Throughout recent days, Adkinson has expressed concern about that, pointing out that people may be coming into the county from “hot spots” — areas of the country where COVID-19 is more widespread than in other areas of the country.
Adkinson has also pointed out that some number of the people apparently surreptitiously renting condominiums in the county may be coming from areas where stay-at-home orders are in place.

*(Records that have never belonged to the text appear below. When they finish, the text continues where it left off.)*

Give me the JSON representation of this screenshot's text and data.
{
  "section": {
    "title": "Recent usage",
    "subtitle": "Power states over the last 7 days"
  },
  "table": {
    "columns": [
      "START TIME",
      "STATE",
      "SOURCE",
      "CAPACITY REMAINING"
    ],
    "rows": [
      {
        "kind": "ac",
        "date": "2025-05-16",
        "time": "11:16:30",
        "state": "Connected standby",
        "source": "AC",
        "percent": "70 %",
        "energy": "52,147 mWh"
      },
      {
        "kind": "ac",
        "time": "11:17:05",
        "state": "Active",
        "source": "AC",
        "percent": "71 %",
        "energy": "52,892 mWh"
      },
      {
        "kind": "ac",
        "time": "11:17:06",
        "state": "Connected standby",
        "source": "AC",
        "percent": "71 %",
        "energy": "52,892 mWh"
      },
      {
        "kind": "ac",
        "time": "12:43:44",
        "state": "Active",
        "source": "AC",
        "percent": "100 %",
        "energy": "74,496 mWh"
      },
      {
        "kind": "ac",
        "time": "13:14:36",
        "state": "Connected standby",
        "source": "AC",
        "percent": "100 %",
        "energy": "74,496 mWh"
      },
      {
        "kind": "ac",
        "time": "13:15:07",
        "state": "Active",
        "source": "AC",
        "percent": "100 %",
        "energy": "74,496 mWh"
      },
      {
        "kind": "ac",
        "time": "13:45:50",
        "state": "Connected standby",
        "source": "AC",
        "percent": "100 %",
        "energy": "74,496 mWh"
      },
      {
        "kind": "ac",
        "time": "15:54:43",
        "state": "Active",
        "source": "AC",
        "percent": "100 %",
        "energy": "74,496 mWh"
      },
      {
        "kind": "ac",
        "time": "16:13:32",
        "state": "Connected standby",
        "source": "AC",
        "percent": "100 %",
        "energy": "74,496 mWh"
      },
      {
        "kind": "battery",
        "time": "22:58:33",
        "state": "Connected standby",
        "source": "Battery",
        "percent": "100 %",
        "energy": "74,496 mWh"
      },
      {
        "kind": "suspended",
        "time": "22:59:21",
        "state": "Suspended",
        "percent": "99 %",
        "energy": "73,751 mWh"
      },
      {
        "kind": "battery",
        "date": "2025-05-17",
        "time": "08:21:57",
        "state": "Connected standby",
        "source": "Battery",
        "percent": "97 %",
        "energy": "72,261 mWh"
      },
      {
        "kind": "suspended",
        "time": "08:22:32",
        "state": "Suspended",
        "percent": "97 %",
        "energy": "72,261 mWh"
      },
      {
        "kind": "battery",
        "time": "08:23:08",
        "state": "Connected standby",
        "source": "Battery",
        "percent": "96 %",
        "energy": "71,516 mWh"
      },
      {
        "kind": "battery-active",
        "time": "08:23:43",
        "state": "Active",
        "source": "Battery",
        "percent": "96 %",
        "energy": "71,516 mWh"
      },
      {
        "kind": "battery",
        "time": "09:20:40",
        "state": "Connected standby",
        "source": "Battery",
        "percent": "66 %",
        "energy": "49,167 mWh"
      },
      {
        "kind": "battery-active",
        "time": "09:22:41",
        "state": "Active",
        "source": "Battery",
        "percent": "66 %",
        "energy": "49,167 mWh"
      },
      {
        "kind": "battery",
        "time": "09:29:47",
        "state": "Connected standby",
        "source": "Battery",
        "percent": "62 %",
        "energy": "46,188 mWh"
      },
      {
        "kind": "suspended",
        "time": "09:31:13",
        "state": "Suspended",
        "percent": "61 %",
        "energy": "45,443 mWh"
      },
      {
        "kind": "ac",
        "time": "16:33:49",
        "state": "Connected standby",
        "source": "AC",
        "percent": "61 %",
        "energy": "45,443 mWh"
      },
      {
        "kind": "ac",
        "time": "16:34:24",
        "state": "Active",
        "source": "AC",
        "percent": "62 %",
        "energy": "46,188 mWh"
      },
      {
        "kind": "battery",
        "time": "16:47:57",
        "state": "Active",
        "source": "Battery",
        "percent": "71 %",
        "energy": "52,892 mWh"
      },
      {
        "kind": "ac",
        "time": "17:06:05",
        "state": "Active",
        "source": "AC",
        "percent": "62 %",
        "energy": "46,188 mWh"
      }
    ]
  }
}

Adkinson went on to note Thursday that anyone coming into the state from elsewhere is required to self-quarantine for 14 days.
Adkinson’s comments came just hours before the county’s 26 miles of public and private beaches were reopened to the public, after having been closed since March 19.
“If you don’t live or own property here, you’re not supposed to be here,” Adkinson said.
“The only people who should be on the beach right now are property owners or local residents,” he added.
On the other side of the issue, Adkinson said Thursday, it is difficult to believe that vacation rental property owners who have continued to take reservations for their properties are unaware of the rental ban.
The sheriff was quick to add that most vacation rental companies, from large operations like Ocean Reef and 360 Blue to smaller family-based or individual operations, are abiding by the vacation rental ban, at a considerable financial cost, without revenue for mortgage payments, maintenance and other expenses.
“The vast majority are in compliance … and those people are suffering,” Adkinson said.
Violation of the short-term rental ban is a second-degree misdemeanor, punishable by a jail term of up to 60 days and a fine of up to $500.
The sheriff’s office has already been taking calls and receiving emails on suspected violations of the short-term rental ban, and has taken action in at least a couple of cases, Adkinson said.
“We put a group of 15 out from New York last week,” the sheriff said Thursday.
The sheriff’s office also “took care of another one (alleged vacation rental violation) from Tennessee,” Adkinson said, adding that a couple of cases likely are headed for prosecution.
“It’s getting out of hand,” Adkinson said. But, he added, “we can’t deal with it if we don’t know about it.”